Hotas and Adhvaryus, and the Udgatās joined the king’s Vāvātā along with his Mahiṣī and Parivṛtti.* And priests of subdued senses, well-up in sacrificial rites, began to offer oblations with the fat of the winged-horse, according to the ordinance.
The lord of men, desirous of removing his sins, at the proper time smelt the odour of the smoke arising from the fat, agreeably to the scriptures.
Then sixteen sacrificial priests in the prescribed form offered the various parts of the horse to the fire.
It is customary in other sacrifices to offer the oblations by means of a Plakṣa bough; but in the horse-sacrifice a cane is used instead. The horse-sacrifice, according to the Kalpa-Sūtras and the Brāhmaṇas, extend over three days. Thereafter, on the first day was the Catuṣṭoma celebrated; and on the second, the Uktha, and on the third the Atirātra.
And in this mighty horse-sacrifice founded of yore by Svayambhū, that perpetuator of his line, the king, bestowed the Eastern quarter on his chief sacrificial priest, the Western on his Adhvaryu, the Southern on Brahmā, and the Northern on the Udgātā, as Dakṣiṇās.
Having completed that sacrifice, that perpetuator of his race, and foremost of men, the king, conferred on the priests the earth; and having conferred it, that auspicious descendant of Ikṣvāku experienced high delight. And then the priests spoke to that monarch, who had all his sins purged off saying.
You alone are worthy to protect the entire world. We do not want the earth; nor can we rule it, being, O lord of Earth, constantly engaged in Vedic studies. Do you, therefore, confer upon us something instead, as the price thereof.
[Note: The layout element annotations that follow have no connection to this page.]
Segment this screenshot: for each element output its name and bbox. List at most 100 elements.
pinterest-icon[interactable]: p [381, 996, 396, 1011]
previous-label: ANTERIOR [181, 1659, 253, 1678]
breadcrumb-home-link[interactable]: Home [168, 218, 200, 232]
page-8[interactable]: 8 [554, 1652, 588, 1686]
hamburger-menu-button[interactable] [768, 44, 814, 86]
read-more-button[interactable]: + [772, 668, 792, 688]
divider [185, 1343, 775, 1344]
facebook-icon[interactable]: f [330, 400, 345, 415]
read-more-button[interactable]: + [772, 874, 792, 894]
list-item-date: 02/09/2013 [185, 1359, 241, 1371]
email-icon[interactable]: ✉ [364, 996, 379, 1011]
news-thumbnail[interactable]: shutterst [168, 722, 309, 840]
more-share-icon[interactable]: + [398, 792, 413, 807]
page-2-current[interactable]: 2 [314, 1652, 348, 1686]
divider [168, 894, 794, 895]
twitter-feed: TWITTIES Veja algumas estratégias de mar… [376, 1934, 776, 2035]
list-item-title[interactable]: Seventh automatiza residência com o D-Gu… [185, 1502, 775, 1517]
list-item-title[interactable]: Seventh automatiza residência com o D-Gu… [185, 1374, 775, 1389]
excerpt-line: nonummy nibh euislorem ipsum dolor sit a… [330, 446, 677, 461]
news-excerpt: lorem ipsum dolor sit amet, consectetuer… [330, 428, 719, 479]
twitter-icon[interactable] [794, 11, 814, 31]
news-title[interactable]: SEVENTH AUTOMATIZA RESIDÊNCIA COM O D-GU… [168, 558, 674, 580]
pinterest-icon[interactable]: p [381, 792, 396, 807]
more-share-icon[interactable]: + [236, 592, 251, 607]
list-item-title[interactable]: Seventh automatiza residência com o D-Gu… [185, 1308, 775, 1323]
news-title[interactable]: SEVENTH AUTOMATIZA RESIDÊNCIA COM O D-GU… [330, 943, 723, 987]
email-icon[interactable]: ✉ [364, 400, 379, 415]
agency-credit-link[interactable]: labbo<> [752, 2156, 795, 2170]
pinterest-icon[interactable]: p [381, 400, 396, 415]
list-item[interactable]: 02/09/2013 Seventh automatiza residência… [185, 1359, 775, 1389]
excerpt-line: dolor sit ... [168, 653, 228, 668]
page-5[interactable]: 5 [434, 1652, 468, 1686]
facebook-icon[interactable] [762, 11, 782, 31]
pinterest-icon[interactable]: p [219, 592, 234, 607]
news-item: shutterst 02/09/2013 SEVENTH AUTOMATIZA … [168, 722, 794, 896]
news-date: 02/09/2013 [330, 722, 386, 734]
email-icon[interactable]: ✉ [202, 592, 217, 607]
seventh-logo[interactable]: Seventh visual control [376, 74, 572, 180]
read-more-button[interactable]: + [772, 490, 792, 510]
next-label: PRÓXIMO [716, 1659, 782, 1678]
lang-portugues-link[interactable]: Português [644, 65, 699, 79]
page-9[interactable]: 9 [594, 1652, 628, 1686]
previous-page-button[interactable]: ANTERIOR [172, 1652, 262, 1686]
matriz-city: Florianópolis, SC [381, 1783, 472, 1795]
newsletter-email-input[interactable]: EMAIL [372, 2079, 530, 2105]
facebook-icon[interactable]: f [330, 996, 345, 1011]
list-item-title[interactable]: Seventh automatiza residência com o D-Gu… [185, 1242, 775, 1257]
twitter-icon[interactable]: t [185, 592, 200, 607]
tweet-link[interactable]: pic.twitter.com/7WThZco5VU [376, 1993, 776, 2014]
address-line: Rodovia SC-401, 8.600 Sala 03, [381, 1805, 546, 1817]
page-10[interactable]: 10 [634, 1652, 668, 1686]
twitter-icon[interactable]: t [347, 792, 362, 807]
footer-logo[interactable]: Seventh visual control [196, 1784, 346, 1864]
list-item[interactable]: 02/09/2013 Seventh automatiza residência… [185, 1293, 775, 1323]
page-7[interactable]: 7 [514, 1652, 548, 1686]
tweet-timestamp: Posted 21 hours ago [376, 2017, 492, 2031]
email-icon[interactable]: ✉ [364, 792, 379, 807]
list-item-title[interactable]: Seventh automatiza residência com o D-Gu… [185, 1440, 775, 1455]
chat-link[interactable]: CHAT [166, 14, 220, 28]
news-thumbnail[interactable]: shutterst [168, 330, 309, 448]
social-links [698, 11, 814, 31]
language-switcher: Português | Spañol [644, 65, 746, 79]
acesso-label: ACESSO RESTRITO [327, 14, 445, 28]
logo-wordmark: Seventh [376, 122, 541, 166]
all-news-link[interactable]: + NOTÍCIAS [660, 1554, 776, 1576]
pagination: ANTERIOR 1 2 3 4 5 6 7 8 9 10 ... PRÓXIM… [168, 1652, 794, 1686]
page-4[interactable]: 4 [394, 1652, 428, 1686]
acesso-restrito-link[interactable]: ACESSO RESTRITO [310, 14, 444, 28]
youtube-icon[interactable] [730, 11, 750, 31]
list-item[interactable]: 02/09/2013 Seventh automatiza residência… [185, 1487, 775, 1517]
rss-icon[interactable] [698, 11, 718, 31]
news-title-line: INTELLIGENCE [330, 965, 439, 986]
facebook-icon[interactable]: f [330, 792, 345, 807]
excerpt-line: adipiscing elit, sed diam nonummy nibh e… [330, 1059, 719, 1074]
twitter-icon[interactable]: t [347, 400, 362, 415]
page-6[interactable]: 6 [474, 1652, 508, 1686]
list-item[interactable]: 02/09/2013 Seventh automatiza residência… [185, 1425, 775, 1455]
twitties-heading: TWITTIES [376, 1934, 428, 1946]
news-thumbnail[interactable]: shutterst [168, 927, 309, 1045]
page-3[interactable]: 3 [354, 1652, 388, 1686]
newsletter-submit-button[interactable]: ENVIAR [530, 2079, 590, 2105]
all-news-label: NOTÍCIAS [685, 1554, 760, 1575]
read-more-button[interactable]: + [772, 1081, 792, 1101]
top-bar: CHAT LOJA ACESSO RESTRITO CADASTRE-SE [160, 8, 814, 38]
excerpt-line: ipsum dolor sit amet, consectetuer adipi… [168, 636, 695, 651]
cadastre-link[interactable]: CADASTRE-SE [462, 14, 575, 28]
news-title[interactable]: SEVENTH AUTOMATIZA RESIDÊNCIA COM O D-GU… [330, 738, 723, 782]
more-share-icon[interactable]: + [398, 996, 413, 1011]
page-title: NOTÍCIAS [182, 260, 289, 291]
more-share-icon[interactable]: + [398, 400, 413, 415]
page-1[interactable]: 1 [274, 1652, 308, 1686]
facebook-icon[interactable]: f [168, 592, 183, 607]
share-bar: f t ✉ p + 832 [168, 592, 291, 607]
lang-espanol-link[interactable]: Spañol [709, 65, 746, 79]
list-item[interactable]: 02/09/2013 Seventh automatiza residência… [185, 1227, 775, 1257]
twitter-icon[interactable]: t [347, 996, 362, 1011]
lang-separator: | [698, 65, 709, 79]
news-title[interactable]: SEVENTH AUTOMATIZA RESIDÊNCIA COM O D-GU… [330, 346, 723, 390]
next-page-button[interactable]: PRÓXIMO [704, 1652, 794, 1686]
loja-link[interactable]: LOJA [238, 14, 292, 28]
Do you confer upon us gems, or gold, or kine, or anything else, for, O foremost of monarchs, we do not want earth.
Then those priests in a body, accepting the wealth, brought it to the ascetic Ṛṣyaśṛṅga and the intelligent Vasiṣṭha. Then having received each his share, those foremost of regenerate ones were exceedingly pleased, and said, We have been highly gratified.
Then to those Brāhmaṇas that had come there, the king with due regard gave Koṭis of gold.
Then to a certain poor twice-born one that asked for gifts, the descendant of Raghu gave an excellent ornament from his own arm.
When the regenerate ones were thus properly gratified, that one cherishing the Brāhmaṇas, with senses intoxicated by excess of joy, reverentially bowed to them.
Thereupon the Brāhmaṇas uttered various blessings upon that generous king, bending low to the earth.
Then having celebrated that excellent and sin-destroying sacrifice, bringing heaven, and incapable of being celebrated by foremost monarchs, king Daśaratha, well pleased, spoke to Ṛṣyaśṛṅga, saying, O you of excellent vows, it behove you to do that whereby my line may increase.
Thereupon the best of Brāhmaṇas told the king that he would have four sons, born to him, as perpetuators of his race.
Hearing these sweet words of his, that foremost of monarchs bended low to him with controlled faculties, and experienced the excess of joy. And then that high-souled one again spoke to Ṛṣyaśṛṅga.